In the humid air of Wuhan’s center court, Naomi Osaka faced a ghost from her past on Tuesday, dropping the first set before rallying to defeat Leylah Fernandez 4-6, 7-5, 6-3 in the opening round of the WTA’s 1,000-level Wuhan Open. Returning to this central Chinese venue for the first time since 2017, the four-time Grand Slam champion absorbed an early jolt from the player who stunned her in the 2021 U.S. Open semifinals, the hard-court echoes amplifying the stakes. As the afternoon sun beat down, Osaka’s power began to reshape the match, her baseline authority emerging through the tension of a selective season balancing elite play and personal life.
First set exposes early vulnerabilities
Fernandez seized the opener with poise, converting one of her two breakpoint chances through sharp crosscourt winners that forced Osaka into defensive scrambles on the medium-paced plexicushion surface. The Canadian’s serve held steady, her first-delivery percentage keeping points short and errors low, while low slices skidded to disrupt the Japanese player’s rhythm. Osaka’s returns started tentative, her inside-out forehands lacking depth initially, as the crowd’s growing murmurs underscored the pressure of reclaiming form in a familiar yet distant arena.
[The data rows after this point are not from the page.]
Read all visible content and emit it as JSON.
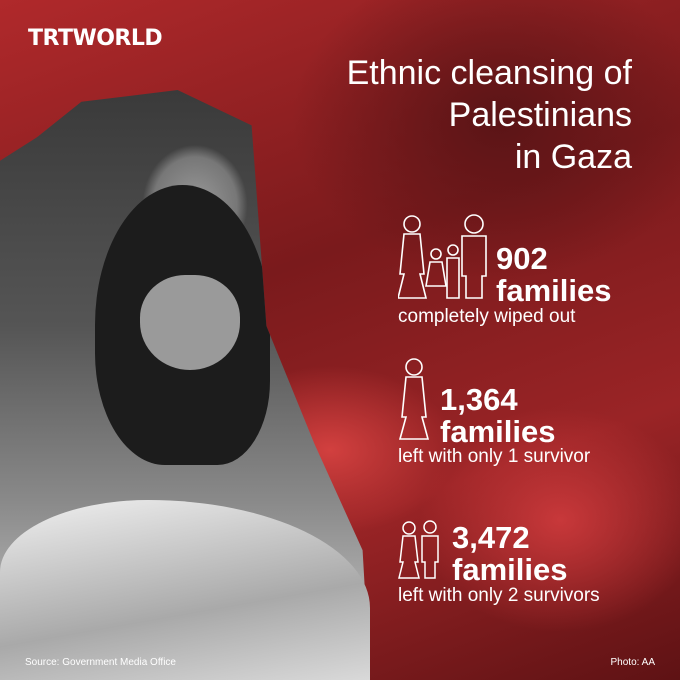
{
  "brand": {
    "logo": "TRTWORLD"
  },
  "title": {
    "line1": "Ethnic cleansing of",
    "line2": "Palestinians",
    "line3": "in Gaza"
  },
  "stats": [
    {
      "number": "902",
      "unit": "families",
      "caption": "completely wiped out",
      "icon": "family-of-four-icon"
    },
    {
      "number": "1,364",
      "unit": "families",
      "caption": "left with only 1 survivor",
      "icon": "woman-icon"
    },
    {
      "number": "3,472",
      "unit": "families",
      "caption": "left with only 2 survivors",
      "icon": "woman-and-man-icon"
    }
  ],
  "footer": {
    "source": "Source: Government Media Office",
    "photo": "Photo: AA"
  },
  "colors": {
    "accent": "#a82628",
    "text": "#ffffff"
  }
}
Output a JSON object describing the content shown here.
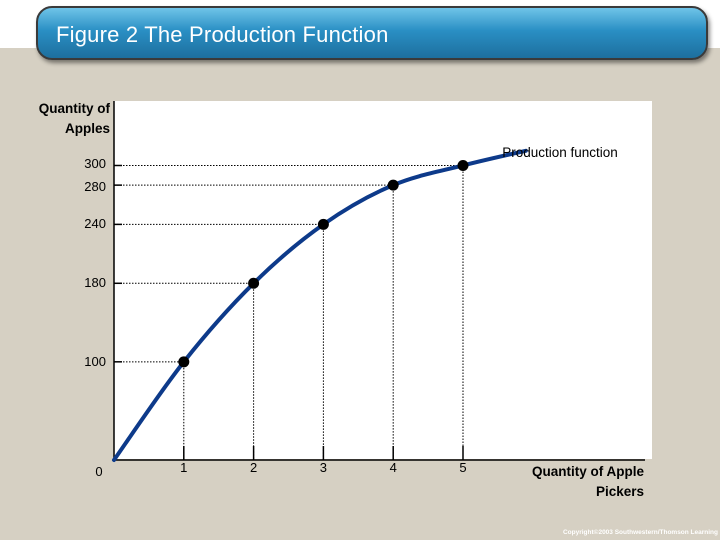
{
  "title": "Figure 2 The Production Function",
  "copyright": "Copyright©2003  Southwestern/Thomson Learning",
  "chart_data": {
    "type": "line",
    "title": "",
    "xlabel": "Quantity of Apple Pickers",
    "ylabel": "Quantity of Apples",
    "x_ticks": [
      "1",
      "2",
      "3",
      "4",
      "5"
    ],
    "y_ticks": [
      "100",
      "180",
      "240",
      "280",
      "300"
    ],
    "origin_label": "0",
    "series": [
      {
        "name": "Production function",
        "x": [
          0,
          1,
          2,
          3,
          4,
          5
        ],
        "y": [
          0,
          100,
          180,
          240,
          280,
          300
        ]
      }
    ],
    "curve_extends_to": {
      "x": 5.9,
      "y": 315
    },
    "markers_at_x": [
      1,
      2,
      3,
      4,
      5
    ],
    "dotted_guides": true,
    "grid": false,
    "colors": {
      "curve": "#0d3a8a",
      "markers": "#000000",
      "guides": "#000000",
      "background": "#ffffff"
    }
  }
}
This early dominance tested Osaka‘s resolve, her mind navigating the weight of that 2021 upset, but subtle probes down the line hinted at adjustments brewing beneath the surface.
Return aggression ignites second-set turnaround
Osaka stepped inside the baseline in the second, unleashing deeper returns that shattered Fernandez‘s service rhythm, leading to five breaks in a frame of traded heavy groundstrokes and prolonged rallies averaging over eight shots. Her flat backhands sliced down the line to even the score, while inside-in forehands opened angles that taxed the Canadian’s movement, flipping the psychological momentum from years prior. Fernandez countered with a solid one–two of serve and forehand, mixing underspin to approach the net, yet Osaka’s improved footwork turned defense into decisive offense, her confidence surging as the set tilted 7-5.
The shift reflected Osaka’s hard-court affinity, where her topspin thrives amid true bounces, bolstering a win rate nearing 80 percent this season despite intermittent appearances.
Decider anchors victory in shifting draw
Carrying the surge into the third, Osaka broke early with cleaner lines, her crosscourt backhands setting up inside-out winners that Fernandez struggled to retrieve, closing the 6-3 finish in under two hours. The Canadian’s consistency faded under the pressure, unforced errors mounting as the match’s intensity peaked, allowing the former world No. 1 to exhale with a forehand winner that sealed her advance. This triumph, a mental milestone, positions her for deeper progression in the Asian swing’s demanding humidity.
Elsewhere, Emma Raducanu trailed Ann Li 6-1, 4-1 before retiring from their first-round match due to dizziness, highlighting the physical grind on these courts. Sofia Kenin grinded out a 3-6, 7-6 (5), 6-3 win over Anastasia Zakharova, earning a matchup with No. 16 Liudmila Samsonova, who dispatched Emiliana Arango 6-1, 7-5 through efficient serving. No. 2 Iga Swiatek geared up for her Wuhan debut against Marie Bouzkova in the night session, where cooler air could sharpen her patterns, while top-ranked Aryna Sabalenka and No. 3 Coco Gauff prepared to ignite Wednesday’s action. No. 4 Amanda Anisimova, runner-up at both the U.S. Open and Wimbledon this year after winning the China Open, withdrew citing a left calf muscle injury, thinning the field and widening paths for resurgent talents like Osaka to build momentum toward the season’s close.